The revolving credit facility contains and defines financial covenants, including a lease adjusted leverage ratio (defined as, with certain adjustments, the ratio of the Company’s consolidated indebtedness plus six times rent expense to consolidated net income before interest, taxes, depreciation, amortization, and rent expense (“EBITDAR”)) to exceed (x) if such period ends on or before December 31, 2014, 3.75:1.00 and (y) if such period ends after December 31, 2014, 3.50:1.00; and consolidated fixed charge coverage ratio (defined as, with certain adjustments, the ratio of consolidated EBITDAR to consolidated fixed charges (defined as interest plus rent expense)), for any such period to be less than 2.75:1.00.  As of December 31, 2011, the Company believes it was in compliance with its financial debt covenants.

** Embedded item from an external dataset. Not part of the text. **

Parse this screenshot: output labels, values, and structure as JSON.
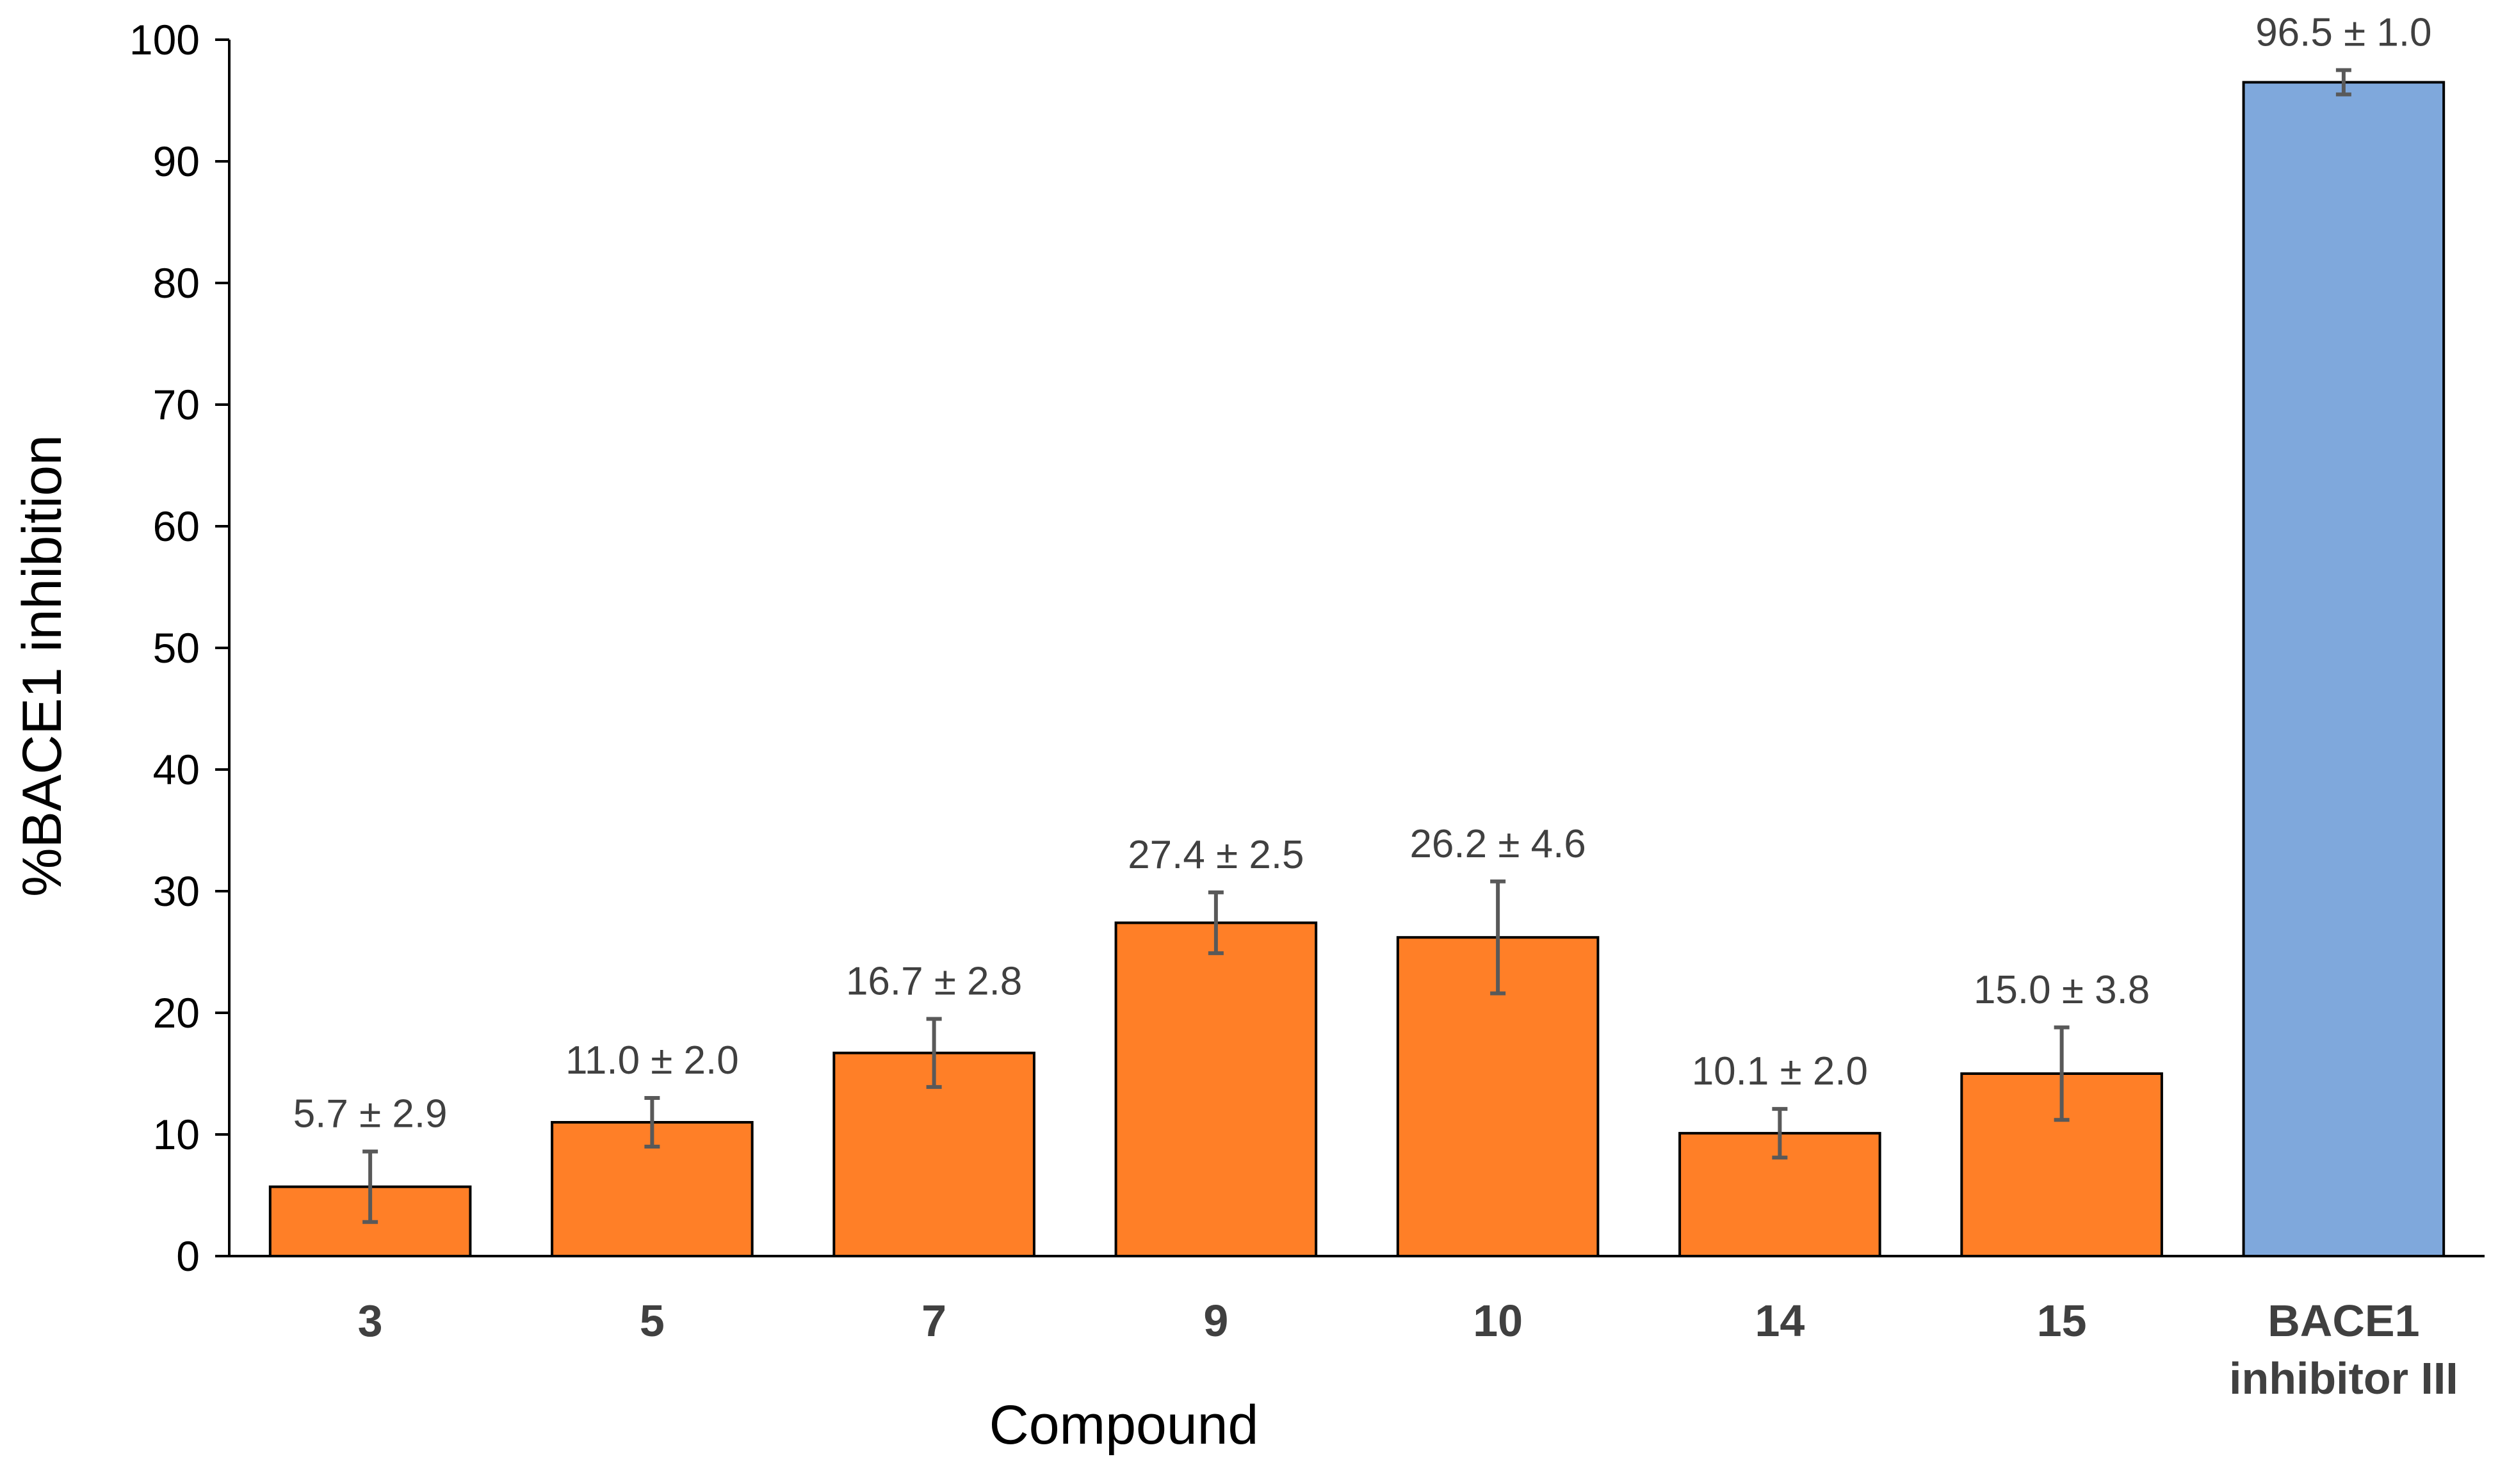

Provisions in our senior credit facility currently restrict the ability of our operating subsidiary, TWCC, from paying cash dividends to our parent company, Carter’s, Inc., in excess of $15.0 million unless TWCC and its consolidated subsidiaries meet certain leverage ratio and minimum availability requirements under the credit facility, which materially restricts Carter’s, Inc. from paying cash dividends on our common stock.  We do not anticipate paying cash dividends on our common stock in the foreseeable future but intend to retain future earnings, if any, for reinvestment in the future operation and expansion of our business and related development activities.  Any future decision to pay cash dividends will be at the discretion of our Board of Directors and will depend upon our financial condition, results of operations, terms of financing arrangements, capital requirements, and any other factors as our Board of Directors deems relevant. 

On November 17, 2009, the Company obtained a waiver to its former senior credit facility which waived defaults resulting from the untimely filing of the Company’s third quarter of fiscal 2009 financial statements and the restatement of prior period financial statements.  The waiver resulted in a fee of approximately $450,000 and required the Company to deliver to the lenders the restatement of prior period financial statements and the third quarter of fiscal 2009 financial statements by January 15, 2010.  The Company complied with the terms of the waiver.  The Company’s third quarter of fiscal 2009 financial statements and the prior period restated financial statements were filed with the Securities and Exchange Commission on January 15, 2010.  The Company complied with the terms of the waiver and was in compliance with its debt covenants as of January 15, 2010.

The former senior credit facility required us to hedge at least 25% of our variable rate debt under the former term loan.  The Company historically entered into interest rate swap agreements to hedge the risk of interest rate fluctuations.  These interest rate swap agreements were designated as cash flow hedges of the variable interest payments on a portion of our variable rate former term loan debt.  In connection with the repayment of the Company’s former term loan in October 2010, the Company terminated its two remaining interest rate swap agreements totaling $100.0 million originally scheduled to mature in January 2011.  During fiscal 2010 and 2009, we recorded approximately $1.7 million and $2.5 million, respectively, in interest expense related to our swap agreements.

On May 25, 2006, we entered into an interest rate collar agreement with a floor of 4.3% and a ceiling of 5.5%.  The collar covered $100 million of our variable rate former term loan debt and was designated as a cash flow hedge of the variable interest payments on such debt.  The collar matured on January 31, 2009.  In fiscal 2009, we recorded $0.5 million in interest expense related to the collar.